Jakarta, ICMES. Wakil Ketua Dewan Politik Hizbullah, Mahmoud Qamati, menyatakan pihaknya telah mencetak kemenangan setelah dua bulan kontinyu berjihad, sementara Israel tidak mencapai satupun tujuannya.
Gencatan senjata antara Hizbullah dan Israel mulai diterapkan pada dini hari Rabu (27/11) pukul 02.00 waktu Beirut.
Perjanjian yang dimediasi oleh AS dan Prancis ini menyudahi konfrontasi antara Hizbullah dan Israel yang berlangsung sejak 8 Oktober 2023, dan yang dalam dua bulan terakhir berubah menjadi perang terbuka yang sangat menghancurkan.
Akun Pemimpin Besar Iran, Ayatullah Sayid Ali Khamenei, di plaform X pada hari Rabu (27/11) memosting pernyataan yang menegaskan bahwa “Badai Al-Aqsa tidak dapat diredakan,” dan bahwa entitas pendudukan Israel akan musnah.
Berita selengkapnya:
Hizbullah Sebutkan Kerugian Israel, dan akan Gelar Prosesi Pemakaman Syahid Nasrallah dan Syahid Safiyuddin
Wakil Ketua Dewan Politik Hizbullah, Mahmoud Qamati, menyatakan pihaknya telah mencetak kemenangan setelah dua bulan kontinyu berjihad, sementara Israel tidak mencapai satupun tujuannya.
Dalam konferensi pers dari pinggiran selatan Beirut, Rabu (27/11), Mahmoud Qamati, mengatakan, “Kami meraih kemenangan hari ini setelah dua bulan berjihad, teguh dan bertekad secara terus menerus, dan musuh tidak mencapai tujuan apa pun.”
Dia menambahkan, “Kegigihan kubu perlawanan (Hizbullah) di selatan telah mengandaskan musuh dan juga menggagalkan agresi terhadap Timur Tengah… Apa yang terjadi saat ini adalah kemenangan bagi keamanan pan-Arab.”
Dia menyampaikan ucapan selamat kepada komunitas dan masyarakat lingkungan Hizbullah, yang menurutnya, telah solid, tabah, sabar, setia dan berkorban dalam mendukung perlawanan.
“Kami pun setia kepada lingkungan ini,” sambungnya.
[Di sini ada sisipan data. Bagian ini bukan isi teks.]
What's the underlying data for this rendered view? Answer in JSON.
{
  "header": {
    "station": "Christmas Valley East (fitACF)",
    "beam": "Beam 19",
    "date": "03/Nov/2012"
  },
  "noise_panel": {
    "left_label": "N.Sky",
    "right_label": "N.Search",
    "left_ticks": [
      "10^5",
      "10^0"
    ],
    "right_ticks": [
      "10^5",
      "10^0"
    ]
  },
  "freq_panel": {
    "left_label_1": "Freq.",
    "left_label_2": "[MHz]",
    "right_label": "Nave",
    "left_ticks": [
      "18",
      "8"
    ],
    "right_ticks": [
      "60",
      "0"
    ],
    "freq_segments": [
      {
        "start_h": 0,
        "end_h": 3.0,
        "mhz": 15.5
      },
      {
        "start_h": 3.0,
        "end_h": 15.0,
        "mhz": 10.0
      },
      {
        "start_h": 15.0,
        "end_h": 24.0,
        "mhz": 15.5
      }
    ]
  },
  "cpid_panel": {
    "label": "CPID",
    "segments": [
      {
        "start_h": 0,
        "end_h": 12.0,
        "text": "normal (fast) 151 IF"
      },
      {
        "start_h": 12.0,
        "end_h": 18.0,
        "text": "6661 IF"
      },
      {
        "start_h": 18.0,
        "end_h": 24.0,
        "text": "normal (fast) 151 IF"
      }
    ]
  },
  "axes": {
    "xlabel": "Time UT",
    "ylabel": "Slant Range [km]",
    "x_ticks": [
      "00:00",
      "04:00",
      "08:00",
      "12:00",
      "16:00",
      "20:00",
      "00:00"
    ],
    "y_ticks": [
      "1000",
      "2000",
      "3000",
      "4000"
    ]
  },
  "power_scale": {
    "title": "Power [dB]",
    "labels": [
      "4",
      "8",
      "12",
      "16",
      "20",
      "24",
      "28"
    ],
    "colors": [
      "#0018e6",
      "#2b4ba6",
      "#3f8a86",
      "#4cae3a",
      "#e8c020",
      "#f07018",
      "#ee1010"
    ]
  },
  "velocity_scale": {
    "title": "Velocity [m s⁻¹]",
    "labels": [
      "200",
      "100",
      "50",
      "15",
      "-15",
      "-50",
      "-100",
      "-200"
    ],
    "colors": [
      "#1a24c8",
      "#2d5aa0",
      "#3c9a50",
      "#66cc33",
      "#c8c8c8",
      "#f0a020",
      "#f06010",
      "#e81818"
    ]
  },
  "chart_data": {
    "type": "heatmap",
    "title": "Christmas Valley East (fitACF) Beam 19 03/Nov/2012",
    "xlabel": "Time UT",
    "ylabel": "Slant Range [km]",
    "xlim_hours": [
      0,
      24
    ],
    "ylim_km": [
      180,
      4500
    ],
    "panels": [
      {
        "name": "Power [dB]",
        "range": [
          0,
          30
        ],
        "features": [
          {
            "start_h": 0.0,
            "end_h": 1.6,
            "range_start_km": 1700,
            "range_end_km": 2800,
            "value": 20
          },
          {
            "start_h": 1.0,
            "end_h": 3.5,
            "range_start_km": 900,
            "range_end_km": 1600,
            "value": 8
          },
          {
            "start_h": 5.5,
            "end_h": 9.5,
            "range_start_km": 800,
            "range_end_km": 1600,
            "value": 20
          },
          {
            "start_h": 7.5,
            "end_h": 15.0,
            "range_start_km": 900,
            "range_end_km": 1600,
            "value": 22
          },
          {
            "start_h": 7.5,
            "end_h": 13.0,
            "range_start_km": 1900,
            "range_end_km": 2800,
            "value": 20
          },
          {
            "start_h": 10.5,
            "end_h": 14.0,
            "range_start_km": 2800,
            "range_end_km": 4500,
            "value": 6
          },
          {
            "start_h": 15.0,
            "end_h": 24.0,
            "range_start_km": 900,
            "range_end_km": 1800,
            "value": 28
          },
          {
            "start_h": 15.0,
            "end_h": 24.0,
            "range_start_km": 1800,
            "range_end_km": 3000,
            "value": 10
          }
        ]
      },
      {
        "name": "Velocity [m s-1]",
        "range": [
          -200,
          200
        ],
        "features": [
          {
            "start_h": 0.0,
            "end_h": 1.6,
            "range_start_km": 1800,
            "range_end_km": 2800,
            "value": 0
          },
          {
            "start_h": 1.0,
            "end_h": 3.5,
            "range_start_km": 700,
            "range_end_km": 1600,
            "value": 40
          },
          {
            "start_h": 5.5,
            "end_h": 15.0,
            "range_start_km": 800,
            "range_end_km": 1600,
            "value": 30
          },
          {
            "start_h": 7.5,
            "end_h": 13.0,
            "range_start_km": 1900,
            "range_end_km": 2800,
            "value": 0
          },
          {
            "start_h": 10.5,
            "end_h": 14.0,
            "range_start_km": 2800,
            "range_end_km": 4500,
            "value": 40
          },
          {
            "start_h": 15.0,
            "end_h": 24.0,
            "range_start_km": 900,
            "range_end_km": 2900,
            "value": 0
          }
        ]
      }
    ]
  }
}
Mahmoud Qamati kemudian menyatakan bahwa pihaknya akan menyelenggarakan prosesi pemakaman Syahid Hassan Nasrallah dan Sayyid Hasyim Syafiyuddin.
“Prosesi ini akan menjadi referendum rakyat dan politik bagi pengadopsian metode perlawanan,” tuturnya.
Qamati juga mengatakan, “Kami akan menindaklanjuti masalah tawanan serta masalah rekonstruksi. … Saya katakan kepada khalayak Lebanon bahwa ketika musuh gagal mencapai tujuannya dan mencapai titik kebuntuan militer maka inilah kemenangan.”
Mengenai Palestina, dia menyatakan, “Hamas dan Jihad Islam berterima kasih kepada perlawanan dan para pemimpinnya, dan kami hari ini mengatakan bahwa kami tidak akan meninggalkan Palestina, yang merupakan urusan mendasar kita semua.”
Mengenai mekanisme kelanjutan dukungan Hizbullah kepada Palestina, Qamati memastikan bahwa hal ini akan diputuskan pada saatnya, sembari menyebutkan bahwa penghargaan atas kemenangan ini pertama-tama diberikan kepada pihak perlawanan, kedua kepada pendirian politik resmi, dan ketiga kepada lingkungan perlawanan.
Dia juga mengatakan, “Penghargaan atas kemenangan ini diberikan kepada negosiasi yang solid dari negosiator politik Lebanon, yang dipimpin oleh Ketua (Parlemen) Nabih Berri.”
Kerugian Tentara Israel
Dalam pernyataan pertamanya setelah dimulainya penerapan gencatan senjata, Hizbullah memastikan pasukannya berkesiapan penuh menghadapi ketamakan dan agresi musuh, dan menyatakan bahwa juga korban tewas di pihak tentara Israel sejak melancarkan serangan darat ke Lebanon selatan mencapai lebih dari 130 orang, sedangkan korban lukanya lebih dari 1250 orang.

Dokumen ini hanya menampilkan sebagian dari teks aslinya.